The Mercedes A 220 d delivers that big-car feel of power and comfort better than the rest of the A-Class range – but it comes at a price. While it’s only £1,500 more than the A 200 d in AMG Line trim, the lower-powered engine can be had for around £3,000 less if you forego some sporty bits. For many, the choice will be between the 220 d’s more potent engine, or a cheaper 200 d with some enticing options.
For all the talk of electrification, diesel is still big news in the UK market – and not only in terms of mpg, either. It’s a mark of how far things have come that this, the Mercedes A 220 d, offers up not only a claimed 50mpg-plus, but also performance that’s not far from hot-hatch territory.
That final point was maybe a deciding factor in the brand offering the A 220 d only in AMG Line and related trims. It gives a warm-hatch look and feel, providing decent comfort and as much performance as most drivers really need. In fact, the A 220 d’s seven-second 0-62mph time is the second quickest in the range – plug-in hybrid and proper AMG versions aside.
Accelerate in the A 220 d, and you feel a huge swell of torque that peaks at 1,600rpm and plateaus at 2,600rpm. For most drivers, in most conditions, this means the engine is often in its most effective operating zone. The standard eight-speed auto box really helps here, shuffling between ratios quickly and decisively.
Press on beyond that zone and, despite the A-Class’s otherwise good refinement, the engine does get a little coarse and rattly. It’s one of the very few areas where the car blots its copybook.

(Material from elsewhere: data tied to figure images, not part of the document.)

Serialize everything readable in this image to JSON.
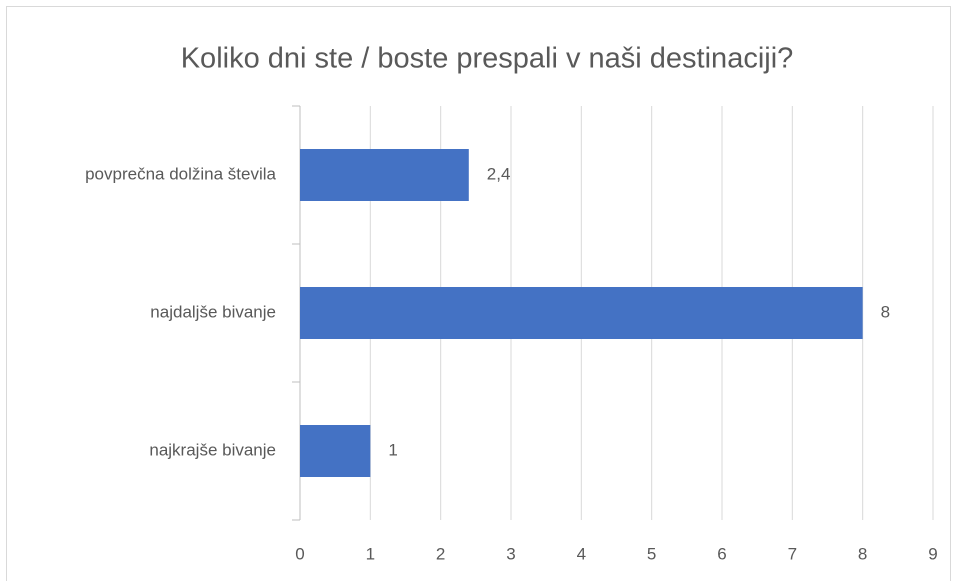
{
  "chart_data": {
    "type": "barh",
    "title": "Koliko dni ste / boste prespali v naši destinaciji?",
    "categories": [
      "povprečna dolžina števila",
      "najdaljše bivanje",
      "najkrajše bivanje"
    ],
    "values": [
      2.4,
      8,
      1
    ],
    "value_labels": [
      "2,4",
      "8",
      "1"
    ],
    "color": "#4472c4",
    "xlim": [
      0,
      9
    ],
    "xticks": [
      0,
      1,
      2,
      3,
      4,
      5,
      6,
      7,
      8,
      9
    ],
    "grid": true
  }
}
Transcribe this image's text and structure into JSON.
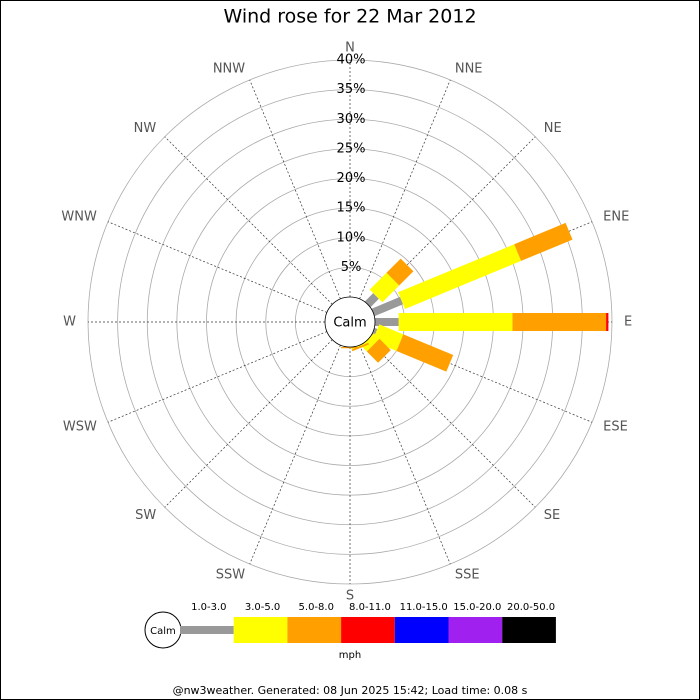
{
  "chart_data": {
    "type": "wind_rose",
    "title": "Wind rose for 22 Mar 2012",
    "directions": [
      "N",
      "NNE",
      "NE",
      "ENE",
      "E",
      "ESE",
      "SE",
      "SSE",
      "S",
      "SSW",
      "SW",
      "WSW",
      "W",
      "WNW",
      "NW",
      "NNW"
    ],
    "center_label": "Calm",
    "rlim": [
      0,
      40
    ],
    "rticks": [
      {
        "value": 5,
        "label": "5%"
      },
      {
        "value": 10,
        "label": "10%"
      },
      {
        "value": 15,
        "label": "15%"
      },
      {
        "value": 20,
        "label": "20%"
      },
      {
        "value": 25,
        "label": "25%"
      },
      {
        "value": 30,
        "label": "30%"
      },
      {
        "value": 35,
        "label": "35%"
      },
      {
        "value": 40,
        "label": "40%"
      }
    ],
    "series": [
      {
        "name": "1.0-3.0",
        "color": "#999999",
        "values": [
          0,
          0,
          2,
          5.2,
          4,
          0.5,
          0,
          0,
          0,
          0,
          0,
          0,
          0,
          0,
          0,
          0
        ]
      },
      {
        "name": "3.0-5.0",
        "color": "#ffff00",
        "values": [
          0,
          0,
          4,
          21.2,
          19.2,
          4.4,
          1.3,
          0.2,
          0,
          0,
          0,
          0,
          0,
          0,
          0,
          0
        ]
      },
      {
        "name": "5.0-8.0",
        "color": "#ffa000",
        "values": [
          0,
          0,
          3.4,
          9.4,
          15.8,
          9.1,
          2.7,
          0.3,
          0.2,
          0,
          0,
          0,
          0,
          0,
          0,
          0
        ]
      },
      {
        "name": "8.0-11.0",
        "color": "#ff0000",
        "values": [
          0,
          0,
          0,
          0,
          0.4,
          0,
          0,
          0,
          0,
          0,
          0,
          0,
          0,
          0,
          0,
          0
        ]
      },
      {
        "name": "11.0-15.0",
        "color": "#0000ff",
        "values": [
          0,
          0,
          0,
          0,
          0,
          0,
          0,
          0,
          0,
          0,
          0,
          0,
          0,
          0,
          0,
          0
        ]
      },
      {
        "name": "15.0-20.0",
        "color": "#a020f0",
        "values": [
          0,
          0,
          0,
          0,
          0,
          0,
          0,
          0,
          0,
          0,
          0,
          0,
          0,
          0,
          0,
          0
        ]
      },
      {
        "name": "20.0-50.0",
        "color": "#000000",
        "values": [
          0,
          0,
          0,
          0,
          0,
          0,
          0,
          0,
          0,
          0,
          0,
          0,
          0,
          0,
          0,
          0
        ]
      }
    ],
    "legend_unit": "mph",
    "footer": "@nw3weather. Generated: 08 Jun 2025 15:42; Load time: 0.08 s"
  }
}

The best way to approach the A 220 d is as a quick family hatch that’s easy to live with. The ride is good on the whole, as you might expect – although big bumps do unsettle things. It’s eager to turn in, and feels reasonably darty in Sport mode, even if the steering is a little more removed in its Eco and Comfort settings.
It feels more secure than lower-spec A-Class variants, with the cheaper torsion-bar configuration of those cars being replaced by a multi-link set-up. At speed, there’s a real sophistication in the balance of ride and handling; it all seems very ‘Mercedes’ indeed.
The A 220 d offers that big-car feel, and the various AMG Line trims in which it’s available provide a decent amount of big-car tech. Highlights are mainly cosmetic, and include Artico leather with racy red stitching, an AMG bodykit and 18-inch alloys. The design of the last of these makes them look smaller than they actually are.
Elsewhere, the A 220 d AMG Line shares the brilliance of the rest of the A-Class range. Chief of these is its stunning interior, which is generally pretty spacious and comfortable. Nothing in the sector matches its look, feel and general upmarket ambience. The solidity is at least the equal of an Audi’s, with various knurled dials and touchpads working to control the many features easily and intuitively.
Special mentions must go, once again, to the MBUX infotainment system, with its truly excellent “Hey Mercedes” speech-recognition function. It’s only a shame that some of the other tech isn’t fitted as standard. If you want Apple CarPlay and Android Auto – and you probably do – that’ll cost you another £495.
The wonderful 10.25-inch instrument cluster is an extra £1,500, although in our test car it was bundled as part of a budget-busting £3,595 pack that also includes matrix LED headlights, self-parking and a panoramic sunroof. All of these options are also available on the lower-powered A 200 d, so is the 220 d worth the extra outlay?
Both share the same rear suspension, so the biggest difference is, predictably, performance. The A 220 d shaves 1.1 seconds off the 0-62mph time, and with a top speed of 146mph, betters the lesser car by 9mph. Yet it’s the in-gear flexibility that impresses most of all. With a difference in list price of £1,550, the monthly payments won’t be that far apart, either.